Valley deserves fair share of new anti-opiate funding


Although it may sound counterintuitive, absolute fairness does not always perfectly align with absolute equality.

This nation’s destructive opiate epidemic stands as a primary case in point. The plague, which now has risen to become the most deadly drug crisis in American history, has not spread its path of destruction evenly throughout communities and states across the nation.

The crisis looms much larger in Ohio, for example, than in Nebraska. In 2016, for example, the Buckeye State recorded 4,329 deaths from accidental drug overdoses. The Cornhusker State recorded 120 deaths, 20 fewer than the 140 recorded in Trumbull County, Ohio, which has only 10 percent of the population of Nebraska.

Clearly, all states and all counties are not created equal in the scope of lethality in the opiate epidemic. As such, federal assistance should not be granted to states and localites based solely on proportion of population.

That logical deduction comes into play when weighing distribution of the $3.1 billion in anti-opiate assistance funding the U.S. Congress authorized last Friday in the omnibus federal spending bill for 2018.

Part of the assistance is targeted toward those places where the epidemic of opiates and opioids has hit particularly hard. Ohio, ranked No. 2 in the nation in lethal overdoses at 39.2 per 100,000 people, deserves its fair and unequally large share of the funding pie.

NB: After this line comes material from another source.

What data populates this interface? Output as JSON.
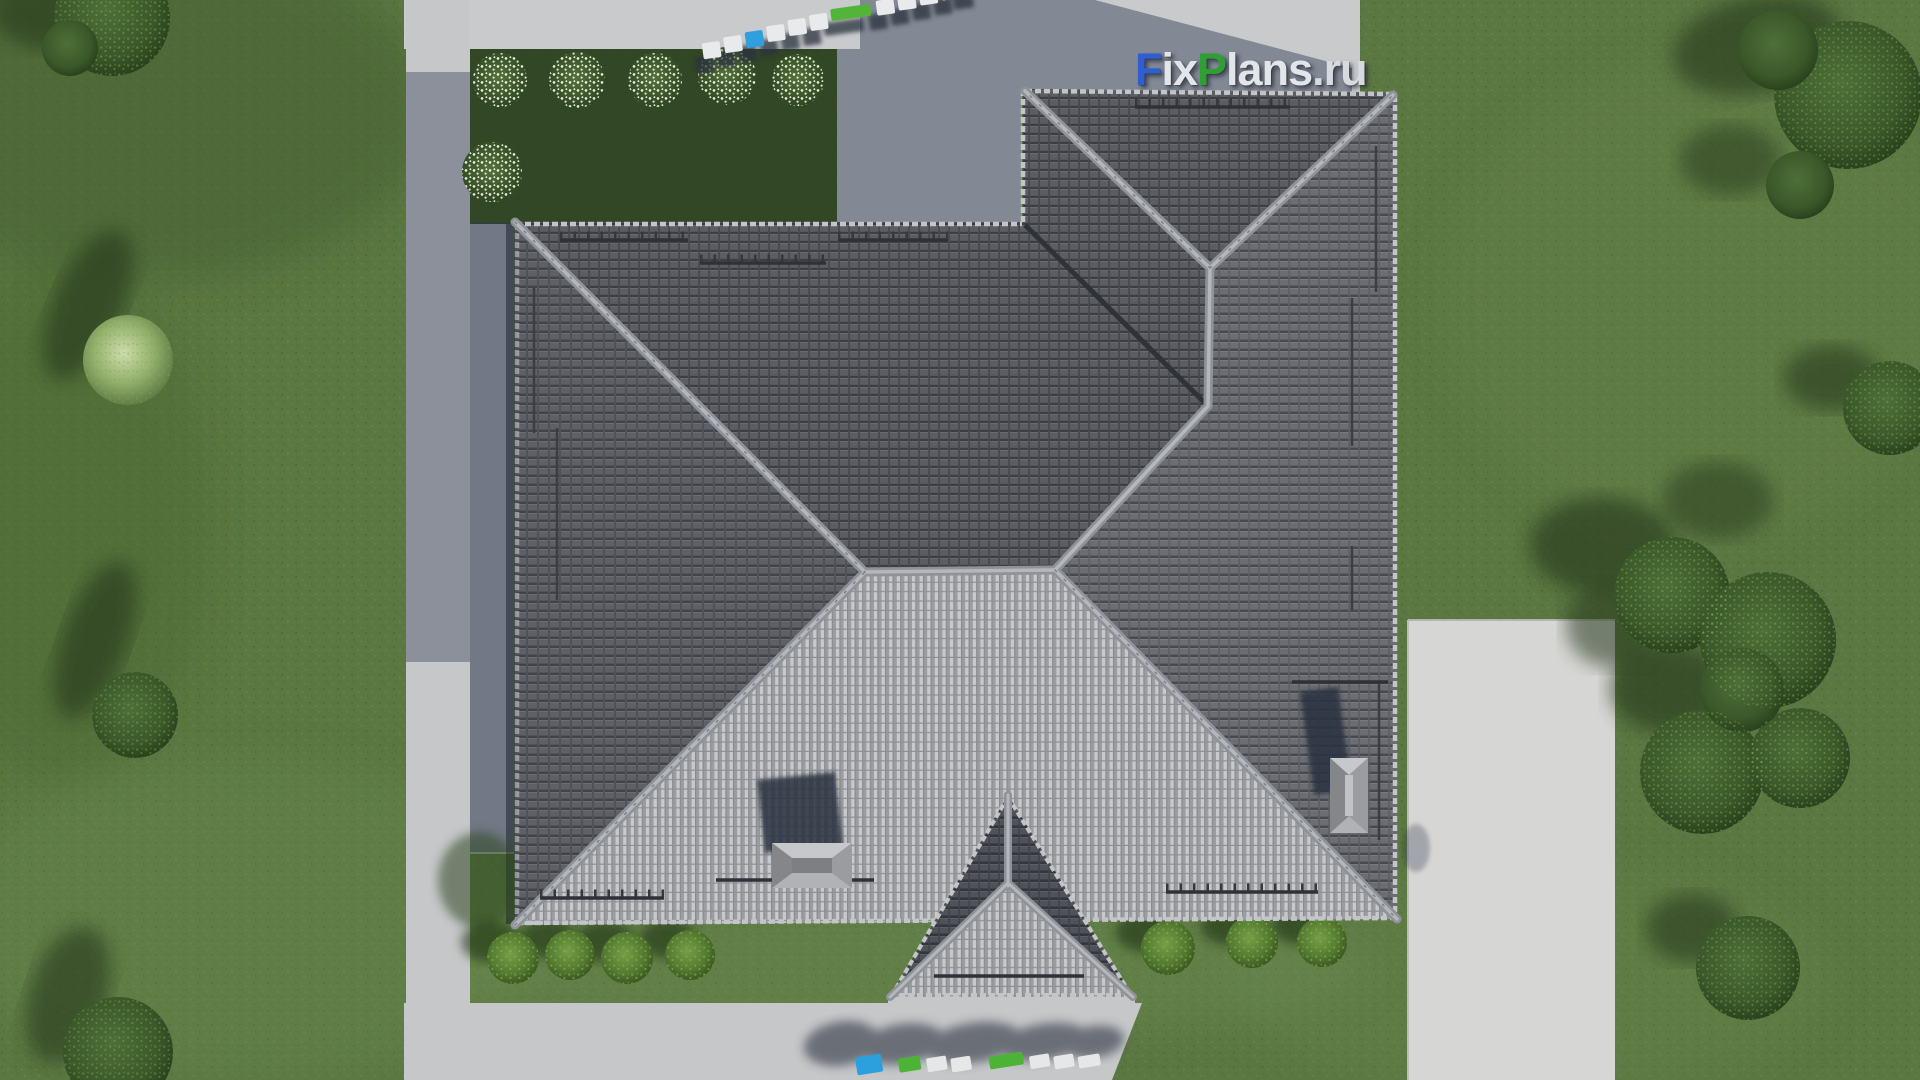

In addition, communities within the state that have disproportionately large numbers of drug-related overdoses and deaths merit larger chunks from the same pie. Trumbull County again emerges as a concrete example of the fickle inequity of the epidemic’s destruction. Its annual rate of overdose deaths has hovered near 70, or almost twice the already sky-high Ohio state average.

Youngstown visit

U.S. Sen. Sherrod Brown, D-Cleveland, who has worked vigilantly on the front lines of federal efforts to help states and communities battle the scourge, visited this epicenter of the epidemic this week. He had a news conference at the Youngstown Police Department on Monday to announce the new funding and its potential benefits to our region.

“We have a lot more work to do to fight this terrible, terrible epidemic that has afflicted so many in the Mahoning Valley,” Brown said at the conference, where he was accompanied and supported by Youngstown Police Chief Robin Lees.

Part of that fight begins now in working to ensure Ohio in general and the Mahoning Valley in particular reap their deserved shares of the new pot of funding. That pot includes $500 million for the National Institutes of Health for more opioid addiction research, $330 million for law enforcement initiatives and $350 million for opioid-overdose prevention

We urge state and local leaders to pay particularly close attention to the new State Opioid Response Grants that will total about $1 billion.

They’re designed to provide priority funding for states disproportionately hit by the crisis. The SOR grants have Ohio written all over them.

U.S. Rep. Marcy Kaptur, D-Toledo, recognizes as much. She’s already out of the starting gate to ensure her community of similar size to the Mahoning Valley in Northwest Ohio gets its fair share.

Earlier this week, she said the SOR grant program is “where we need to put the shoulder to the wheel and work across the region to apply for every single dollar,” according to The Blade newspaper of Toledo.

She plans to form a task force to help agencies in her region aggressively apply for those grants. We hope a similar initiative will take root in the Valley.

Of course, the new federal funding pales in comparison to the scope of the epidemic. Ohio State University researchers estimate the drug crisis is costing the state up to $8.8 billion a year. That’s three times the amount of new federal funding available to the entire nation.

Still, if used in concert with other state, local and private initiatives to combat the opiate crisis, the new federal funding can prove valuable in lessening the degree of human suffering. That’s why Ohio and the Valley must ensure they get their fair share of the new funding pot.